Many good souls were sincerely worried by the fact that we unceasingly drove a wedge between the Left Opposition and the Right. Our classification of the three basic currents in present-day Communism was called arbitrary and they affirmed that for France such a classification is not real because of the absence of a Right wing. The facts of the last months however gave life and blood to the international “schema” also in France. The “Syndicalist League” decisively raised the banner of struggle against Communism finding in this a common ground with the trade union opposition of the second order. Simultaneously the more reformist elements split away from the Party. They utilized the struggle against bureaucratic adventurism, and under the guise of a new party are attempting to preserve their mandates. Immediately, by the power of political relationship, the Right trade union opposition appeared connected with the new parliamentary-municipal “party”. Thus gradually everything finds its place. And in this we think the service of La Verité was very considerable.

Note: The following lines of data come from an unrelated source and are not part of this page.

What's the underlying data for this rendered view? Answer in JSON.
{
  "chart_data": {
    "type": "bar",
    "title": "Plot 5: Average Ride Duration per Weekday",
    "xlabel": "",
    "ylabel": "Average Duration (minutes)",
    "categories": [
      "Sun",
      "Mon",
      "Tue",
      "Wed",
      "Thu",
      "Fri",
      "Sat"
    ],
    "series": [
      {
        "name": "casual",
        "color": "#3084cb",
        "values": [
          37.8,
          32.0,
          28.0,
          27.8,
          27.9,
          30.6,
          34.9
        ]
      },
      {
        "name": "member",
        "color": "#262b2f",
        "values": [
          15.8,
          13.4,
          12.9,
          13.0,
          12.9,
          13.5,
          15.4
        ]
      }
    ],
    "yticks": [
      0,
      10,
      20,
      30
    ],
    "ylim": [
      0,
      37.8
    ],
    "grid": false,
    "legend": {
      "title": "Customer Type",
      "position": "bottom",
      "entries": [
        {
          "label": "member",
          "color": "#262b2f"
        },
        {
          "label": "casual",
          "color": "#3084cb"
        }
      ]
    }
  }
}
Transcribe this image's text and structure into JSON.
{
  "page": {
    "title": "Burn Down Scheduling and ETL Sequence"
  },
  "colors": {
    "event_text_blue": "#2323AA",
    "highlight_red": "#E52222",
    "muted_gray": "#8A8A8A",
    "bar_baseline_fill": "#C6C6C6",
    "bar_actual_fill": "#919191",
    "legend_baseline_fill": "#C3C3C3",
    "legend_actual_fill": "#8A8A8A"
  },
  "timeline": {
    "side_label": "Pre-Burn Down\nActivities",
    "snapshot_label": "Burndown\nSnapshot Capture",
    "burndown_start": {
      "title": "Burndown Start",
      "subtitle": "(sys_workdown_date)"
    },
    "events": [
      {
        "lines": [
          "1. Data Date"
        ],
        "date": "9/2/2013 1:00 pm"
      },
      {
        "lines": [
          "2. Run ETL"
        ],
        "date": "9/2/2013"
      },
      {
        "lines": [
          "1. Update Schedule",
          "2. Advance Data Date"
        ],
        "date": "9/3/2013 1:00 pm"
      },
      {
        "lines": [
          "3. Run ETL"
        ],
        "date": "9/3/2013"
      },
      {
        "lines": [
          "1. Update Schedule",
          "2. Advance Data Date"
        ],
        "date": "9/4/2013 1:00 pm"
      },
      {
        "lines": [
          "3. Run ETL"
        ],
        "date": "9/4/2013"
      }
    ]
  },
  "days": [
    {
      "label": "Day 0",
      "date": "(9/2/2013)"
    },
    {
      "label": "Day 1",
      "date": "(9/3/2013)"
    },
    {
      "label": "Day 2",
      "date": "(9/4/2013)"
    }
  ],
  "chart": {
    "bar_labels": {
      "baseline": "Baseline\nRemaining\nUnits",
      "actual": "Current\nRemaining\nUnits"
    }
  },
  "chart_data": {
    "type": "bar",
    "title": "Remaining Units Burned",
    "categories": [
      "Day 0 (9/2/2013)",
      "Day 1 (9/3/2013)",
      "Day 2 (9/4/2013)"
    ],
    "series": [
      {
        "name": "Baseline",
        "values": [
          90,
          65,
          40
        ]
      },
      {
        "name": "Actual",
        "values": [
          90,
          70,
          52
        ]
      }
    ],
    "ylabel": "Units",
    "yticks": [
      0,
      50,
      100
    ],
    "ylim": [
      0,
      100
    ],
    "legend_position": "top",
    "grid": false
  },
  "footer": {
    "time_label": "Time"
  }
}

A straight line is determined by two points. For the determination of a curve it is necessary to have not less than three. The lines of politics are very complicated and curved. In order to evaluate correctly the different groupings, it is necessary to take their behavior for several stages: at the moments of revolutionary rise and at the moment of ebb. To draw a correct revolutionary orbit of the Left Communist opposition is possible only if we put down on paper a series of critical periods: the relationship to the German events of 1923; the question of stabilization in 1924; the relation to industrialization and the Kulak in the U.S.S.R. in 1923–1928; the question of the Kuomintang and the Anglo-Russian Committee; the relation to the Canton uprising, the evaluation of the theory and practice of the “Third Period”, etc. Each, of these questions by itself includes a whole group of tactical tasks. Out of the complicated system of ideas and slogans the apparatus marauders tear single phrases and construct on them the idea of an approachment between the Left and Right. Marxists take the problem as a whole, carrying the unity of strategic thought throughout different circumstances. This method does not give instantaneous results but it is the only reliable method. Let the spoilers despoil. We will prepare tomorrow’s day.
Prinkipo, January 8, 1930
1. By the way, in creating a “workers and peasants” instead of a proletarian party Louis Sellier and company have given life in the West to the gifted formula of Stalin intended for the East.